The path completion problem involves cases where the decision tree does not provide enough looks to find a complete path to the goal. Under these circumstances, I find the *optimal* path using the true arc costs of the known arcs, and the worst-case cost of the unknown arcs.


Example
In this example, I show that the path completion problem is present even in the zero-computation cost case. For a particular arc cost instantiation =
[1 1 0 1 1 1 1 0 1 1 0 0 1 0 0 0 ], where 0 means an arc cost of 0 and 1 means a cost of 2, we see that the decision tree recommends looking at arcs 2,1,8,3. The mean predicted cost of th optimal path given the known arc costs is supposed to be 2 with std = 0. The optimal path completion arcs should be 14 and 16.

However, when executing the policy, the path completion algorithm selected arcs 13 and 15 to complete the path.
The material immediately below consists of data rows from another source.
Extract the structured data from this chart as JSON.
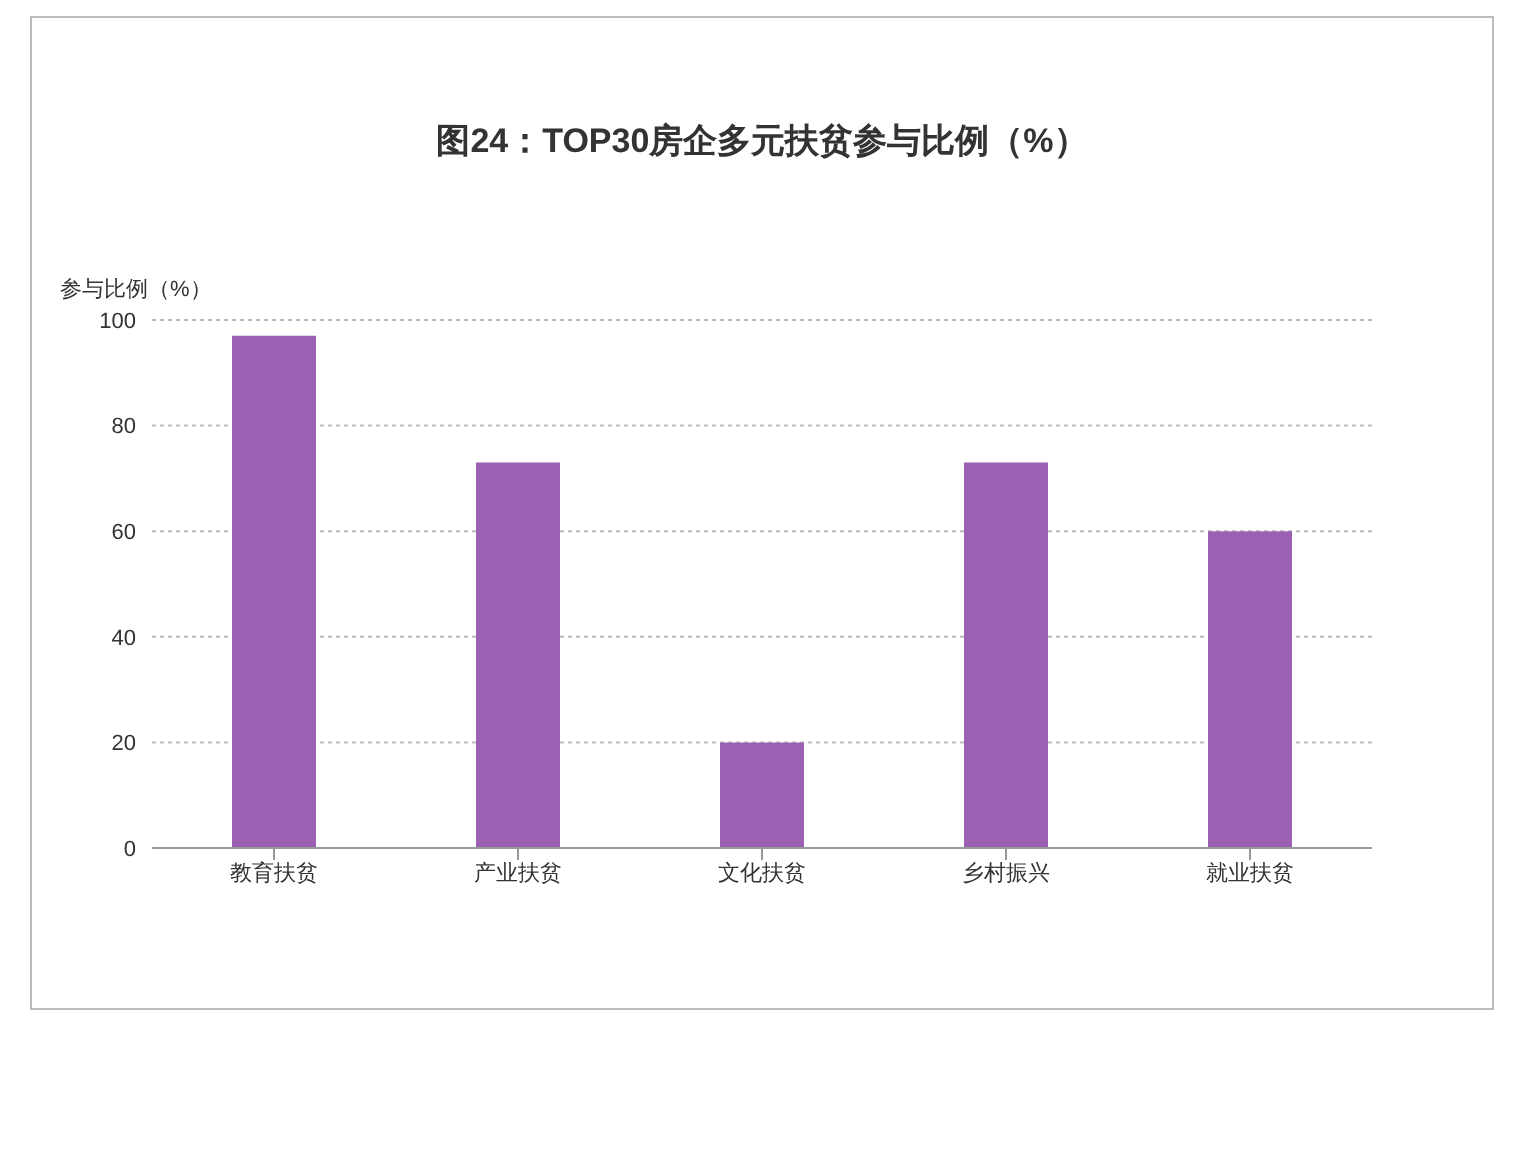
{
  "chart_data": {
    "type": "bar",
    "title": "图24：TOP30房企多元扶贫参与比例（%）",
    "ylabel": "参与比例（%）",
    "categories": [
      "教育扶贫",
      "产业扶贫",
      "文化扶贫",
      "乡村振兴",
      "就业扶贫"
    ],
    "values": [
      97,
      73,
      20,
      73,
      60
    ],
    "color": "#9b5fb4",
    "ylim": [
      0,
      100
    ],
    "yticks": [
      0,
      20,
      40,
      60,
      80,
      100
    ],
    "grid": "y"
  }
}
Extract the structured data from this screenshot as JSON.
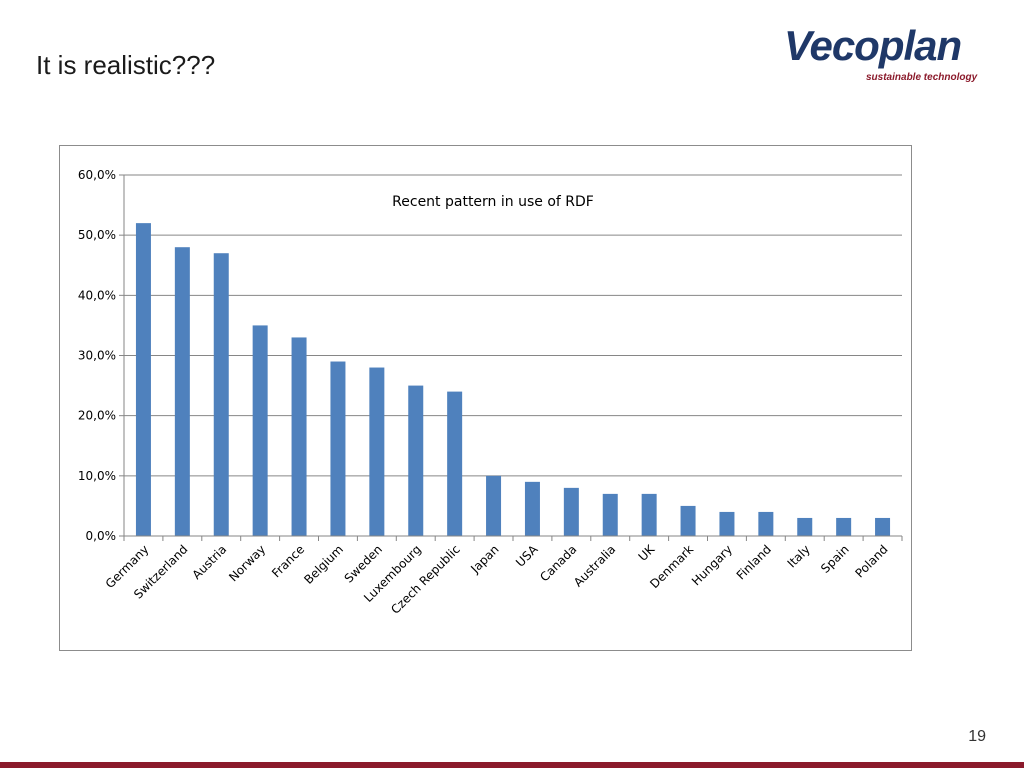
{
  "slide": {
    "title": "It is realistic???",
    "page_number": "19"
  },
  "logo": {
    "wordmark": "Vecoplan",
    "tagline": "sustainable technology"
  },
  "colors": {
    "bar": "#4f81bd",
    "brand_blue": "#1f3868",
    "brand_red": "#8b1a2b",
    "gridline": "#868686"
  },
  "chart_data": {
    "type": "bar",
    "title": "Recent pattern in use of RDF",
    "xlabel": "",
    "ylabel": "",
    "categories": [
      "Germany",
      "Switzerland",
      "Austria",
      "Norway",
      "France",
      "Belgium",
      "Sweden",
      "Luxembourg",
      "Czech Republic",
      "Japan",
      "USA",
      "Canada",
      "Australia",
      "UK",
      "Denmark",
      "Hungary",
      "Finland",
      "Italy",
      "Spain",
      "Poland"
    ],
    "values": [
      52,
      48,
      47,
      35,
      33,
      29,
      28,
      25,
      24,
      10,
      9,
      8,
      7,
      7,
      5,
      4,
      4,
      3,
      3,
      3
    ],
    "ylim": [
      0,
      60
    ],
    "yticks": [
      0,
      10,
      20,
      30,
      40,
      50,
      60
    ],
    "ytick_labels": [
      "0,0%",
      "10,0%",
      "20,0%",
      "30,0%",
      "40,0%",
      "50,0%",
      "60,0%"
    ],
    "grid": true,
    "legend": "none"
  }
}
Since neither arcs 13,14,15, nor 16 were known, they were assumed to take their worst-case values. This made the cost of executing 13-15 equivalent to 14-16, when in actuality the latter has lower cost.


Fix
In order to distinguish between good and bad completion paths, I tried assuming expected arc costs for the unknown arcs rather than their worst case costs. This improved the solution cost drastically.

I originally used worst-case costs as estimates of arc costs because I was doing state aggregation using quality levels. The quality estimate would only monotonically increase when using worst-case arc costs. Here I am not performing state aggregation.